En cas de refus d’apporter une réponse aux questions posées, il est loisible aux parties d’en appeler à l’arbitrage du juge chargé du contôle des expertises et ce, en application des dispositions de l’article 279 du code de procédure civile.
Sur l’article 700 du code de procédure civile et les dépens
Il convient de confirmer l’ordonnance déférée en ce qu’elle a condamné Mme [E] [F] et M. [S] [W] aux dépens, ces derniers ne pouvant être réservés, comme sollicité par les parties, puisque l’instance de référé, visant à l’organisation d’une mesure d’instruction in futurum, est une instance autonome et que le juge saisi doit donc intégralement vider sa saisine.
Mme [E] [F] et M. [S] [W] qui succombent au litige, seront déboutés de leur demande formulée sur le fondement de l’article 700 du code de procédure civile.
Il serait en revanche inéquitable de laisser à la charge de l’intimée les frais non compris dans les dépens, qu’elle a exposés pour sa défense.
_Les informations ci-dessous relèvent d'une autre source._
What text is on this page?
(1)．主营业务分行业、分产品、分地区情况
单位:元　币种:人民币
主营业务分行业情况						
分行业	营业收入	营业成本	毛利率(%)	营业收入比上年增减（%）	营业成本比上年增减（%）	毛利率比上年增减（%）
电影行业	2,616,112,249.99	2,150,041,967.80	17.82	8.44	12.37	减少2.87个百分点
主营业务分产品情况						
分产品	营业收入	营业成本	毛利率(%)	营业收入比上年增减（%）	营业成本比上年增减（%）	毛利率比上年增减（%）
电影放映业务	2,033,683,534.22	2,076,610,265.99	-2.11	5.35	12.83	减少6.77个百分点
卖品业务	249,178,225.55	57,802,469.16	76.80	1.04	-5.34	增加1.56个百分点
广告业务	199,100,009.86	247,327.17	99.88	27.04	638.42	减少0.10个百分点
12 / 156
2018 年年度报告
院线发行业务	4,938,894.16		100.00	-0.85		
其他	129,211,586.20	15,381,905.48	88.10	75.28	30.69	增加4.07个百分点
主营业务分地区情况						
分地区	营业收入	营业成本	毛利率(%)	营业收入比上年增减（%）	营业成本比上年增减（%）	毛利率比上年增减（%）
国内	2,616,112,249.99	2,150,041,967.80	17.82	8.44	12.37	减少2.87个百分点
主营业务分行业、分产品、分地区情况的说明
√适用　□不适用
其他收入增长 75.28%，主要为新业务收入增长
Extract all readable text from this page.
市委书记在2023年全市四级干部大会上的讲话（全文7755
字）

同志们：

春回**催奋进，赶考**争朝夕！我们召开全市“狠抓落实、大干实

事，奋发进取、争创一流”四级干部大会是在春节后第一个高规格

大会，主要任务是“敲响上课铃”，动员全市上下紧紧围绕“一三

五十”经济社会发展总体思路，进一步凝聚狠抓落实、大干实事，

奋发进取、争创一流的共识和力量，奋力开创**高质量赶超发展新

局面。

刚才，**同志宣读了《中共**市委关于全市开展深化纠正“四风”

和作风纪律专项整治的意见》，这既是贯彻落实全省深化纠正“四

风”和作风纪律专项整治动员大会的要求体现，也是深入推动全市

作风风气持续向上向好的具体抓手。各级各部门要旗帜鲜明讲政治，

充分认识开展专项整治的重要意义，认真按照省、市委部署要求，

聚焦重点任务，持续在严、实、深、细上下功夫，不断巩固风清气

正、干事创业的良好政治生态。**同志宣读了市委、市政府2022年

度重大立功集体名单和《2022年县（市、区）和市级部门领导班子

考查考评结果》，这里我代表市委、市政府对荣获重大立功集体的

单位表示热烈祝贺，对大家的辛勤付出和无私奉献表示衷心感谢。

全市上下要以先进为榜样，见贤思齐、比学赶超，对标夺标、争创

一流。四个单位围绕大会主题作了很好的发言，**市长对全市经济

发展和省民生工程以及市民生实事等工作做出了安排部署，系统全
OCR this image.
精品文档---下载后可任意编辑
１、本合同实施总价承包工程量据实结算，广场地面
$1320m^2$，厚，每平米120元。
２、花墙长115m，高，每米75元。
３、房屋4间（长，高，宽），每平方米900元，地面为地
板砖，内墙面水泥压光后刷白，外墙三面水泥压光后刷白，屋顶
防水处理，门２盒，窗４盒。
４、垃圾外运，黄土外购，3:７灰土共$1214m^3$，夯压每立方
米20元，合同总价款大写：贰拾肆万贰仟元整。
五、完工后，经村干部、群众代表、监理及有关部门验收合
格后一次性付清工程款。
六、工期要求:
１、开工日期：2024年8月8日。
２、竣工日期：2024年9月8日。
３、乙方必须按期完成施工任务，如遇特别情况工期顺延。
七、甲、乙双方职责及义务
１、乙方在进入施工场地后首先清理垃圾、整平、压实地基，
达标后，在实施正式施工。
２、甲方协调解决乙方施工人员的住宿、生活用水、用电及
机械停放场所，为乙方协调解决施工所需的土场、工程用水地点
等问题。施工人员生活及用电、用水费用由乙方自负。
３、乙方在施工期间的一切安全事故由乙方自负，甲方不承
Il lui sera donc alloué une somme de 2 500 euros en cause d’appel.
Mme [E] [F] et M. [S] [W] supporteront en outre les dépens de la procédure d’appel.
PAR CES MOTIFS
La cour,
Confirme l’ordonnance entreprise en toutes ses dispositions ;
Y ajoutant :
Condamne in solidum Mme [E] [F] et M. [S] [W] à payer à Mme [Z] [O] la somme de 2 500 euros sur le fondement de l’article 700 du code de procédure civile ;
Déboute Mme [E] [F] et M. [S] [W] de leur demande sur ce même fondement ;
Condamne in solidum Mme [E] [F] et M. [S] [W] aux dépens d’appel.